Fernwärmetage 2019

Nachlese

14. FGW Fernwärmetage 2019 in Wien

Die Zeichen zeigen in Richtung erneuerbare Wärmeversorgung: Die Politik verlangt von der Wärmebranche Lösungen, um das Vorhaben Dekarbonisierung durchführen zu können.

Bei den diesjährigen Fernwärmetagen des FGW, die unter dem Motto „Grüne Wärme“ am 20. und 21. März im MuseumsQuartier in Wien abgehalten wurden, lag ein Fokus auf dem Potenzial, das die Fernwärme bei der notwendigen Dekarbonisierung des Wärmesektors bereithält.

FGW-Obmann DI Peter Weinelt strich in seiner Begrüßungsrede vor mehr als 215 Anwesenden heraus, dass die Fern- und Nahwärmeversorgung bereits jetzt Dank Biomasse und Abwärme aus der Stromerzeugung fast zur Hälfte erneuerbar ist. Er äußerte sich auch zufrieden darüber, dass in der aktuellen energiepolitischen Diskussion die Strom- und Wärmeerzeugung nun gesamthaft betrachtet wird. Gerade für die Flexibilisierung der schwankenden Erzeugung bei Windkraftanlagen bieten Technologien wie Elektrodenkessel oder Großwärmepumpen Möglichkeiten, überschüssige Strommengen zu verwerten. Die Unternehmen der Wärmebranche seien auch bereit, bei gesicherten Rahmenbedingungen diesen Erneuerbaren-Anteil weiter auszubauen.

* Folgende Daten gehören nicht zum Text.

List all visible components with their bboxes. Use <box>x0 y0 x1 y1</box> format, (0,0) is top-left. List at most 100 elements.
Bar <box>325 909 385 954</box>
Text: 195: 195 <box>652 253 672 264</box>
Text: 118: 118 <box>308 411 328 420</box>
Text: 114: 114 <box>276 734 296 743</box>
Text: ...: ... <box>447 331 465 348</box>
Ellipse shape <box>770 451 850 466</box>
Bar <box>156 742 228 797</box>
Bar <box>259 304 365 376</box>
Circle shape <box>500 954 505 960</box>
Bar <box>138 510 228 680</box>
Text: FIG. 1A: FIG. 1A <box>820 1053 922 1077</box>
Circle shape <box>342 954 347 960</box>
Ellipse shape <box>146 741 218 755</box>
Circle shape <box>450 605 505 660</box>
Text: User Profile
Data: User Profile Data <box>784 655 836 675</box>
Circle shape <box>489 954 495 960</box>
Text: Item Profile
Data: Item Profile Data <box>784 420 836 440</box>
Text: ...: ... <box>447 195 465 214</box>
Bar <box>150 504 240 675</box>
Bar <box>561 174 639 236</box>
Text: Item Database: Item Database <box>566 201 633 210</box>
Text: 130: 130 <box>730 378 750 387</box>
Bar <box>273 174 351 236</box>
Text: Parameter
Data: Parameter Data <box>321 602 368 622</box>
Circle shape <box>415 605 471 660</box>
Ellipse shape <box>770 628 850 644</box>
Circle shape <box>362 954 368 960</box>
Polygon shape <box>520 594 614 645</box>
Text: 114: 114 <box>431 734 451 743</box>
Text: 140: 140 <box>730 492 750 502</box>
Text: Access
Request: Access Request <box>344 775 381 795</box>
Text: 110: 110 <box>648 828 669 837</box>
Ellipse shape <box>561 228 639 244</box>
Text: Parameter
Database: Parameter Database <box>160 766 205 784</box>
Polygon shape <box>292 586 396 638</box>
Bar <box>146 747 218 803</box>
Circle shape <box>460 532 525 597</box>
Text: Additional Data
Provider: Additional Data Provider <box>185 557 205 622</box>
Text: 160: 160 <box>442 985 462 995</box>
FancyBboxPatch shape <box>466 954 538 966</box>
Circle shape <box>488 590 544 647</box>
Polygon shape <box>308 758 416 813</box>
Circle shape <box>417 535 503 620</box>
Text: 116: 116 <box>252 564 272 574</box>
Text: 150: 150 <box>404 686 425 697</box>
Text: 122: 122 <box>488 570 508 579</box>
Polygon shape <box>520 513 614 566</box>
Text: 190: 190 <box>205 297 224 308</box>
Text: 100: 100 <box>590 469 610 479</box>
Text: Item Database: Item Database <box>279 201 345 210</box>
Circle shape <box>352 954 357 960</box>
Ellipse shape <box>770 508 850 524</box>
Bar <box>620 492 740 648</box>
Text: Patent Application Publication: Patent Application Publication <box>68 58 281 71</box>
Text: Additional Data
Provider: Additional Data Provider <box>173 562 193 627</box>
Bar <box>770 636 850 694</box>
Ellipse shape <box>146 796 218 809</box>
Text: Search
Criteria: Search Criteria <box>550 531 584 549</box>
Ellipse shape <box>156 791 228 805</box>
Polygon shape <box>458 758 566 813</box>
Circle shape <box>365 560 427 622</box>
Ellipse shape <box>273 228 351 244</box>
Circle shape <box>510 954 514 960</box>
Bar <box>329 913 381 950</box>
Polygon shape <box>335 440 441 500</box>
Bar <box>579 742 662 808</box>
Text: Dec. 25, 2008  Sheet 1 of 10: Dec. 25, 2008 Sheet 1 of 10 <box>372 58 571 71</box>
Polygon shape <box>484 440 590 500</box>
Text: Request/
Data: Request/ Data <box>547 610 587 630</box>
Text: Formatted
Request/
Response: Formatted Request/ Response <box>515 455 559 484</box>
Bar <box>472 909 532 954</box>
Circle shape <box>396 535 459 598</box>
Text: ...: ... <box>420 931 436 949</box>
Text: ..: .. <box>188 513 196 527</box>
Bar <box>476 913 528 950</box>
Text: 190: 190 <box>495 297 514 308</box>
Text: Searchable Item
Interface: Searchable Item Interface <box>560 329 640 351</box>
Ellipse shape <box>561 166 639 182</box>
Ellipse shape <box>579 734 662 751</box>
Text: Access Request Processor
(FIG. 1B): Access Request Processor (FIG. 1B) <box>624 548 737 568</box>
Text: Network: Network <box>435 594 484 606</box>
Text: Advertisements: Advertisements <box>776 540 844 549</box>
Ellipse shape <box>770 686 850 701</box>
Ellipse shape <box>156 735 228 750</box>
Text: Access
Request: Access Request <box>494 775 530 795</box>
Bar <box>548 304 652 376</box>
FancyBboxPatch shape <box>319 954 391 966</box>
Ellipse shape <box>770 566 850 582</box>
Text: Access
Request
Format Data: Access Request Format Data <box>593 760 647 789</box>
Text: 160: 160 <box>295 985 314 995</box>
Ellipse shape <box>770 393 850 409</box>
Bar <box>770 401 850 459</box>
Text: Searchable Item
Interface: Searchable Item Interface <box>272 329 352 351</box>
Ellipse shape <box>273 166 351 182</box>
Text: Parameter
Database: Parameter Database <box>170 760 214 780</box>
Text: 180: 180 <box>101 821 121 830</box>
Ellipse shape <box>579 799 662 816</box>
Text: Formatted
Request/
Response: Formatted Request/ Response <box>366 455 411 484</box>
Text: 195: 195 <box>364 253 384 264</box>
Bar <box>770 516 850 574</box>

Weinelt nannte beispielhaft eine ausreichende Dotierung des Wärme- und Kälteleitungsausbau-Gesetzes, die seit 2009 nicht erfolgt ist. Mit seiner Greening the Gas-Initiative will der FGW zudem die Grundlagen für weitere Möglichkeit schaffen, erneuerbare Gase im großen Maßstab auch für die Wärmeversorgung zu nutzen.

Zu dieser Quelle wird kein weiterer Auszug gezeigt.